[c10/cuda] Reorganize device_count() and robustly surface ASAN warnings #42249

dzhulgakov · 2020-07-29T20:03:34Z

Summary:
Main change is to bring Caffe2's superior error messages for cuda initialization into c10 and use them in all code paths.

Basic logic:

Case	Call to device_count()	init_cuda, e.g. allocating tensor
all good	non-zero	just works
no gpus	0, no warning	throw exception with good message
driver issues	0, produce warning	throw exception with good message
out of memory with ASAN	0, produce warning	throw exception with ASAN message

Previously, the error thrown from init_cuda was very generic and the ASAN warning (if any) was buried in the logs.

Other clean up changes:

cache device_count() always in a static variable
move all asan macros in c10

Test Plan:
Hard to unittest because of build modes. Verified manually that the behavior from the table above holds by running the following script in different modes (ASAN/no-ASAN, CUDA_VISIBLE_DEVICES=):

print('before import')
import torch
print('after import')
print('devices: ', torch.cuda.device_count())
x = torch.tensor([1,2,3])
print('tensor creation')
x = x.cuda()
print('moved to cuda')

Differential Revision: D22824329

facebook-github-bot · 2020-07-29T20:04:17Z

This pull request was exported from Phabricator. Differential Revision: D22824329

dr-ci · 2020-07-29T20:12:57Z

💊 CI failures summary and remediations

As of commit c38b4d9 (more details on the Dr. CI page):

1/4 failures possibly* introduced in this PR
- 1/1 non-CircleCI failure(s)
3/4 broken upstream at merge base ec898b1 on Aug 04 from 10:12am to 11:35am PDT (2 commits; ec898b1 - 94e8676)
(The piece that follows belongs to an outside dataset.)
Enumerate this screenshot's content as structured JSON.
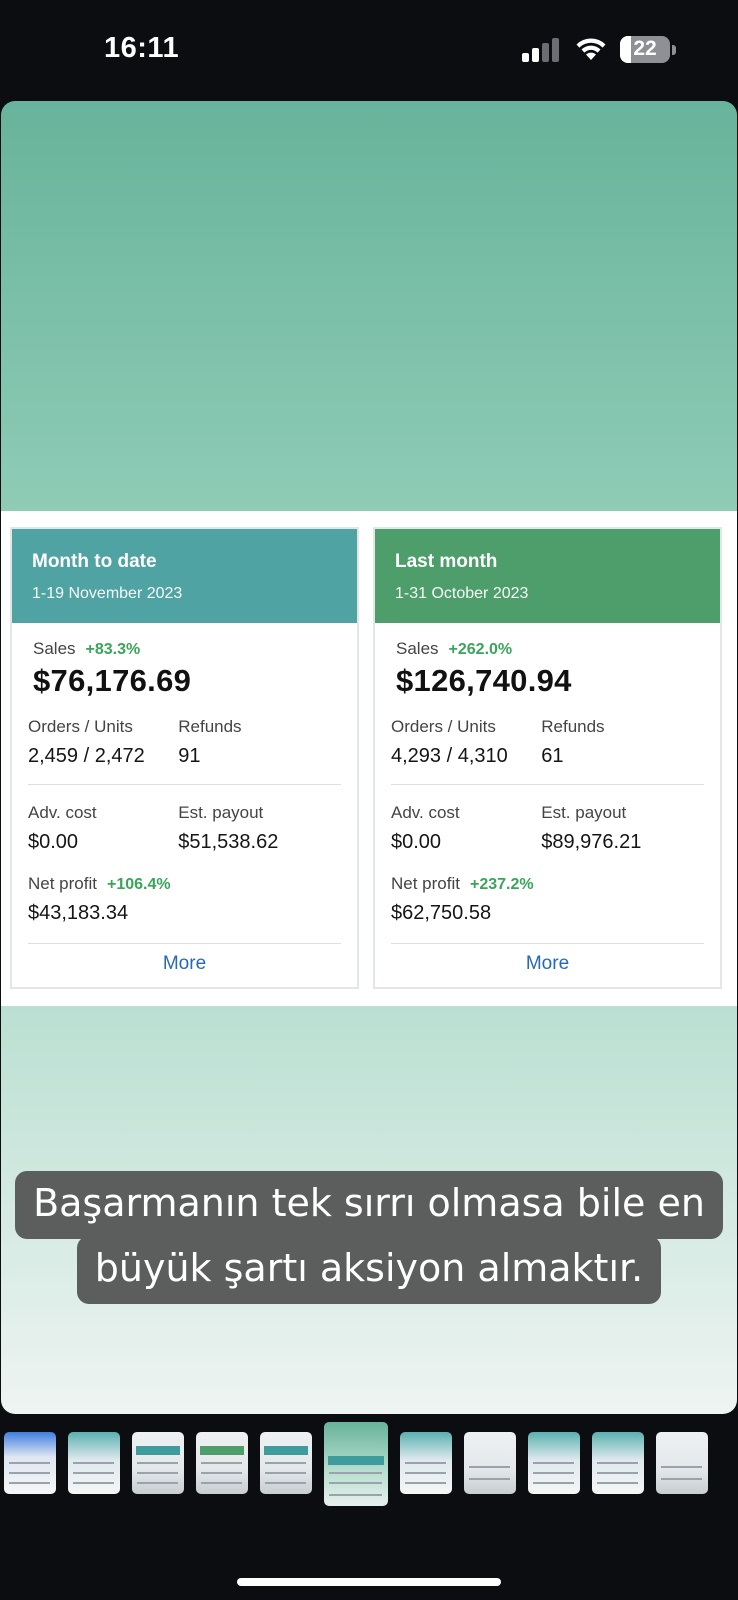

🚧 2 fixed upstream failures:

These were probably caused by upstream breakages that were already fixed.

Please rebase on the viable/strict branch (expand for instructions)

Since your merge base is older than viable/strict, run these commands:

git fetch https://github.com/pytorch/pytorch viable/strict
git rebase FETCH_HEAD

Check out the recency history of this "viable master" tracking branch.

pytorch_xla_linux_bionic_py3_6_clang9_test on Aug 04 from 10:12am to 11:35am PDT (2 commits; ec898b1 - 94e8676)
- 🔁 rerun
pytorch_doc_test on Aug 04 from 8:36am to 3:15pm PDT (17 commits; b56db30 - 56fc7d0)
- 🔁 rerun

ci.pytorch.org: 1 failed

Failed: pr/pytorch-linux-xenial-rocm3.5.1-py3.6

This comment was automatically generated by Dr. CI (expand for details).

Follow this link to opt-out of these comments for your Pull Requests.

Please report bugs/suggestions on the GitHub issue tracker or post in the (internal) Dr. CI Users group.

See how this bot performed.

This comment has been revised 33 times.

facebook-github-bot · 2020-07-29T21:04:35Z

This pull request was exported from Phabricator. Differential Revision: D22824329

dzhulgakov · 2020-07-29T21:09:32Z

@smessmer @iotamudelta @ezyang - do you know what magic tricks I need to do to make it work with HIP? I can see that device_count is special cased in the hipify script: https://github.com/pytorch/pytorch/blob/master/torch/utils/hipify/cuda_to_hip_mappings.py#L8069 so I don't get how it was working before :)

ngimel · 2020-07-29T21:47:52Z

cc @jeffdaily for hip questions. Windows failures are real.

jeffdaily · 2020-07-29T23:03:01Z

HIP failures are

build/lib/libtorch_hip.so: undefined reference to `c10::hip::device_count()'
build/lib/libtorch_hip.so: undefined reference to `c10::hip::device_count_ensure_non_zero()'

jeffdaily · 2020-07-29T23:07:39Z

c10/cuda/CMakeLists.txt

@@ -21,6 +21,7 @@ configure_file(
 # and headers you add
 set(C10_CUDA_SRCS
    CUDAStream.cpp
+    CUDAFunctions.cpp


See note about about adding new source file to hipify mappings.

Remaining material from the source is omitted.